En avril 2020, en plein milieu de la première période de confinement à laquelle nous avons été confrontés, j’avais réalisé une vidéo décrivant le principe de fonctionnement du kernel-nuller. Notre équipe avait lancé le partenariat industriel qui devait nous mener à la livraison imminente d’un prototype…
La crise sanitaire de 2020 a affecté le calendrier de développement de notre prototype: l’étude industrielle pourtant terminée, les usines de fabrication se sont temporairement arrêtées. En pratique les retards se sont accumulés et le prototype, qu’on espérait pouvoir intégrer à notre laboratoire courant 2020 s’est fait attendre.
Mais en ce début d’année 2021, ça y est: notre composant nous a enfin été livré! C’est avec beaucoup de soulagement que je peux enfin poster ici, une première image de ce à quoi ce fameux prototype ressemble, en réalité et comment il se compare à ce qui était spécifié:
Nous avons en réalité fait fabriquer quatre copies de ce composant: deux de ces composants nous ont été livrés nus à la toute fin de l’année 2020 et c’est la photographie de l’un d’eux que vous venez de voir. Les deux autres ont pris un peu plus de temps pour nous être livrés: ils ont été soudés à des borniers électroniques, qui vont nous permettre de contrôler les parties actives du composant en appliquant des tensions. Ce sont ces deux composants “soudés” qui vont faire l’objet du travail d’intégration dans le cadre du projet KERNEL.
En plus des guides d’onde gravés dans le substrat et qui sont représentés par les tracés en rouge sur le schéma de principe, et dans lesquels on va venir coupler la lumière en provenance de plusieurs télescopes, certaines régions du composant peuvent être chauffées par des petites résistances déposées sur la surface du substrat. La tension électrique nécessaire au passage du courant dans les résistances est appliquée via les électrodes représentées par les pistes en jaune sur le même schéma de principe. Le composant étant tellement petit et délicat, nous avons du sous-traiter la soudure et la conception de cartes d’interface.

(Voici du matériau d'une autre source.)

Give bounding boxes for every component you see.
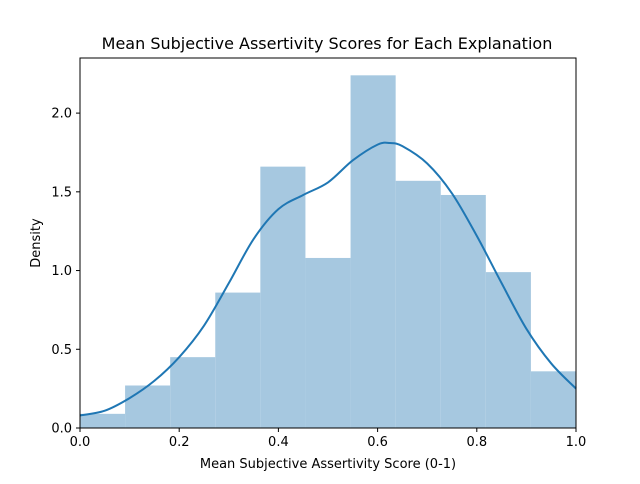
x-tick-label-1: 0.2 bbox=[169, 435, 190, 450]
y-tick-label-1: 0.5 bbox=[51, 343, 72, 358]
y-axis-label: Density bbox=[29, 218, 44, 268]
x-tick-label-3: 0.6 bbox=[367, 435, 388, 450]
histogram-bar-10 bbox=[531, 371, 576, 428]
histogram-bar-0 bbox=[80, 414, 125, 428]
y-tick-label-3: 1.5 bbox=[51, 185, 72, 200]
bars-layer bbox=[80, 75, 576, 428]
histogram-bar-2 bbox=[170, 357, 215, 428]
y-axis-ticks: 0.0 0.5 1.0 1.5 2.0 bbox=[51, 107, 80, 437]
histogram-bar-5 bbox=[305, 258, 350, 428]
histogram-bar-7 bbox=[396, 181, 441, 428]
histogram-bar-1 bbox=[125, 385, 170, 428]
x-tick-label-0: 0.0 bbox=[70, 435, 91, 450]
x-tick-label-5: 1.0 bbox=[566, 435, 587, 450]
y-tick-label-4: 2.0 bbox=[51, 107, 72, 122]
y-tick-label-2: 1.0 bbox=[51, 264, 72, 279]
x-axis-ticks: 0.0 0.2 0.4 0.6 0.8 1.0 bbox=[70, 428, 587, 450]
histogram-bar-8 bbox=[441, 195, 486, 428]
x-tick-label-4: 0.8 bbox=[466, 435, 487, 450]
y-tick-label-0: 0.0 bbox=[51, 422, 72, 437]
chart-title: Mean Subjective Assertivity Scores for E… bbox=[102, 34, 553, 53]
x-axis-label: Mean Subjective Assertivity Score (0-1) bbox=[200, 457, 456, 472]
histogram-bar-6 bbox=[351, 75, 396, 428]
x-tick-label-2: 0.4 bbox=[268, 435, 289, 450]
histogram-bar-3 bbox=[215, 293, 260, 428]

En appliquant des tensions aux bornes de ces connections électriques, on peut chauffer localement le substrat constituant le composant (verre SiN, optimisé pour une utilisation dans la bande H) et moduler la phase du champ électrique de la lumière se propageant dans les guides d’onde (globalement de la gauche vers la droite). Cette propriété du kernel-nuller offre un nombre important de possibilités: un élément de chauffage à l’entrée peut se substituer à une ligne à retard optique avec un temps de réponse de l’ordre de la milli-seconde . Un élément de chauffage situé entre les fonctions réalisant les interférences peut permettre de compenser des imperfections du design ou des dérives optiques induites par des fluctuations de l’environnement thermique.
Cette technologie thermo-active, fréquemment mise en œuvre dans le cadre des télécommunications n’a jamais été exploitée dans un contexte astro: si on arrive à le mener sur le ciel, le kernel-nuller pourrait être le premier exemple d’une famille de calculateurs électro-optique à lumière stellaire 😉
Maintenant, nous avons du pain sur la planche: notre banc de test KERNEL est en train d’être upgradé pour permettre l’intégration du composant avec le reste des éléments (contrôle actif du front d’onde et moyens de caractérisation). Si les avantages théoriques de l’architecture kernel-nuller se confirment, il nous faudra envisager une démonstration technique sur le ciel! Ce travail est principalement mené par Nick Cvetojevic (employé du projet ERC KERNEL) et Peter Chingaipe (doctorant UCA bénéficiant d’une bourse 80-PRIME du CNRS).